Supervisor Maureen Mulheren has sponsored an agenda item for Board consideration next Tuesday which would “Provide for Cannabis Cultivation and Nursery Operations, a Reduction in the Cannabis Business Tax for Tax Years 2023 and 2024 and to Establish a Penalty and Interest Amnesty Program and a Prior Year Tax Payment Plan.” 

Yet in that same Tuesday agenda packet we found a Cannabis Revenue chart which showed that (legal) pot tax revenues going back to 2017 when the permit program began. In the next four years revenues increased to almost $6.2 million, but are now way down to an estimated $1.5 million, a decline which should be a surprise to no one, except official Mendocino County.

Further down in the separate budget materials we found: 

“The Cannabis Management budget unit anticipates being over budget by $662,000, due to shortfalls on Cannabis fee revenues.”

Doing the math on this dismal and confusing subject is beyond us, even though we’re usually pretty good at following MendoMath.
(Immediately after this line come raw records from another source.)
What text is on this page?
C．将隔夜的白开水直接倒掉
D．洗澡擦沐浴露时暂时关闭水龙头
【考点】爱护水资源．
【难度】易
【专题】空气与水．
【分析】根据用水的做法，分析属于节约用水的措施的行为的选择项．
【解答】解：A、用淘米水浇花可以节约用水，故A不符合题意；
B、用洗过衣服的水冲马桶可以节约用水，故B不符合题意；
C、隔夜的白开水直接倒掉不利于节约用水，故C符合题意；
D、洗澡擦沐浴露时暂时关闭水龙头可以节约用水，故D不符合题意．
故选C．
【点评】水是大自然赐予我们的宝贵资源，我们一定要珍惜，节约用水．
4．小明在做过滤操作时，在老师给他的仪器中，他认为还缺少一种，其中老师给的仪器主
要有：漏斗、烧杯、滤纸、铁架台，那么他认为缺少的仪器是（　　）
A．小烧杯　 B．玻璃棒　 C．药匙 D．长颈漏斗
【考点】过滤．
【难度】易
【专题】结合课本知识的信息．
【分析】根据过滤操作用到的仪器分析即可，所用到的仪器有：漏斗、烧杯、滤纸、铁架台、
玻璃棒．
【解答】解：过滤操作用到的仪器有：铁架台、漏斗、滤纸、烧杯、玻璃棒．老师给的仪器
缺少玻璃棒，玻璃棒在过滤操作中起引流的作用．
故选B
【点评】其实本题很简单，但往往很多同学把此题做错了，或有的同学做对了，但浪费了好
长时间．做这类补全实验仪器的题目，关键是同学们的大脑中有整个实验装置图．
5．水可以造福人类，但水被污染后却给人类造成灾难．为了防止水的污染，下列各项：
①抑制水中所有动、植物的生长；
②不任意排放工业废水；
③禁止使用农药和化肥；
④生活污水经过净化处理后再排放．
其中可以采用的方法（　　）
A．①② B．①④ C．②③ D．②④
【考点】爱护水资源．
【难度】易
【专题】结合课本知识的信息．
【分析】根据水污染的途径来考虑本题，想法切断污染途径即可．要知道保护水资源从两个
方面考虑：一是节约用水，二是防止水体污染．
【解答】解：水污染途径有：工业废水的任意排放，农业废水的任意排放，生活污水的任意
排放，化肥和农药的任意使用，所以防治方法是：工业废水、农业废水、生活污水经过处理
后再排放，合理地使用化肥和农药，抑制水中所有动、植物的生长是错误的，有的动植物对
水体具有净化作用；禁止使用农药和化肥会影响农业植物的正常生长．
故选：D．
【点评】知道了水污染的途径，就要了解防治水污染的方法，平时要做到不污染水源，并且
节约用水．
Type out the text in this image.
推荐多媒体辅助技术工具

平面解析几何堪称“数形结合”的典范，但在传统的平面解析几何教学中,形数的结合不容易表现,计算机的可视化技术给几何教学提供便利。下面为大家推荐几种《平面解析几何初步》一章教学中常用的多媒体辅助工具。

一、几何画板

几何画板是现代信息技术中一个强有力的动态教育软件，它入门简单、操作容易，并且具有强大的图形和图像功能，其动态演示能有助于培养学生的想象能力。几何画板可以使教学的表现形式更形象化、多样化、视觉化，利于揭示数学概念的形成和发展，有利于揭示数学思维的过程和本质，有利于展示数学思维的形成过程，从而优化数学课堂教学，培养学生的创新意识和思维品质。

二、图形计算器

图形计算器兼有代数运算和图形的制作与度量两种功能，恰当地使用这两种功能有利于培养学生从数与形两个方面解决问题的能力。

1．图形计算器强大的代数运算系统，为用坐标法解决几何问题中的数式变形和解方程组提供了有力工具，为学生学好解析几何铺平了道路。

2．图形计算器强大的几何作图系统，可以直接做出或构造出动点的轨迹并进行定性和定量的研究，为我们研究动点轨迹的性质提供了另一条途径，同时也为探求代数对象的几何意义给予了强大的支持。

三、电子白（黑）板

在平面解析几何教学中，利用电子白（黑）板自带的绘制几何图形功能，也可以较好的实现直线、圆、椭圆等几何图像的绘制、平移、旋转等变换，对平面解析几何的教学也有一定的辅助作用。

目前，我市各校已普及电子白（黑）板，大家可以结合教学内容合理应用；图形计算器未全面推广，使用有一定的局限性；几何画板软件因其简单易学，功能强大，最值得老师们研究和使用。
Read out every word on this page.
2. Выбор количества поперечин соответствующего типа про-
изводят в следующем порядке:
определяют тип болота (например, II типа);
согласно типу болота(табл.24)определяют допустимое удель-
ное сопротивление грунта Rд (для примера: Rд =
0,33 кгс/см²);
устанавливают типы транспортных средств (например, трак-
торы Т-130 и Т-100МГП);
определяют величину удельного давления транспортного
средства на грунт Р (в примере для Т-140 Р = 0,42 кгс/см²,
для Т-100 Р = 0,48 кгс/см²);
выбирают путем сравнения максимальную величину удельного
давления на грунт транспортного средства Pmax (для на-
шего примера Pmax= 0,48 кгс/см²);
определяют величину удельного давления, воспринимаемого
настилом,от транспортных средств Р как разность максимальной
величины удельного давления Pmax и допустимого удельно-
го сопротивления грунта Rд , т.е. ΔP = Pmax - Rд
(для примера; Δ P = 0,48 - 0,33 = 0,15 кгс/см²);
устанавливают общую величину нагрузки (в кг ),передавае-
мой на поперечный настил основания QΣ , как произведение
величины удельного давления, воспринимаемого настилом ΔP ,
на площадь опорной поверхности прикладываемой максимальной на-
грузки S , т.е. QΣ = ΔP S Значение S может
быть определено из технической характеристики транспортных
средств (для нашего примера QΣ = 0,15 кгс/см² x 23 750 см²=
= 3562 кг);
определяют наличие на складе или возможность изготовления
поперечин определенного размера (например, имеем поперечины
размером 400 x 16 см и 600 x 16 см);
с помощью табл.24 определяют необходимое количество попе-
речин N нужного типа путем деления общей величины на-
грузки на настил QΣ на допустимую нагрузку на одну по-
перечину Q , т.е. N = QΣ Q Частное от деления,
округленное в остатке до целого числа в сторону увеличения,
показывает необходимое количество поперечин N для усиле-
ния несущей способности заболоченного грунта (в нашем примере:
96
Supervisor Mulheren doesn’t provide any math either. Apparently the thinking is that if the County reduces pot taxes for next fiscal year (by some unspecified amount) and stretches out the payment schedules, and waives the penalties and interest for past due non-payments — some provisional permit holders who are delinquent on their taxes say they didn’t even grow any pot last year — somehow there will be additional pot tax revenue in the long run, despite the Cannabis Department’s very conspicuous high deficit sucking sound, ongoing expenses for staff and expensive outside planning consultants, and the dwindling number of permit applications, while at the same time the increasing time and expense of processing those dwindling permit applications…

Tuesday’s discussion of how this is all supposed to work should be interesting, but probably not clarifying.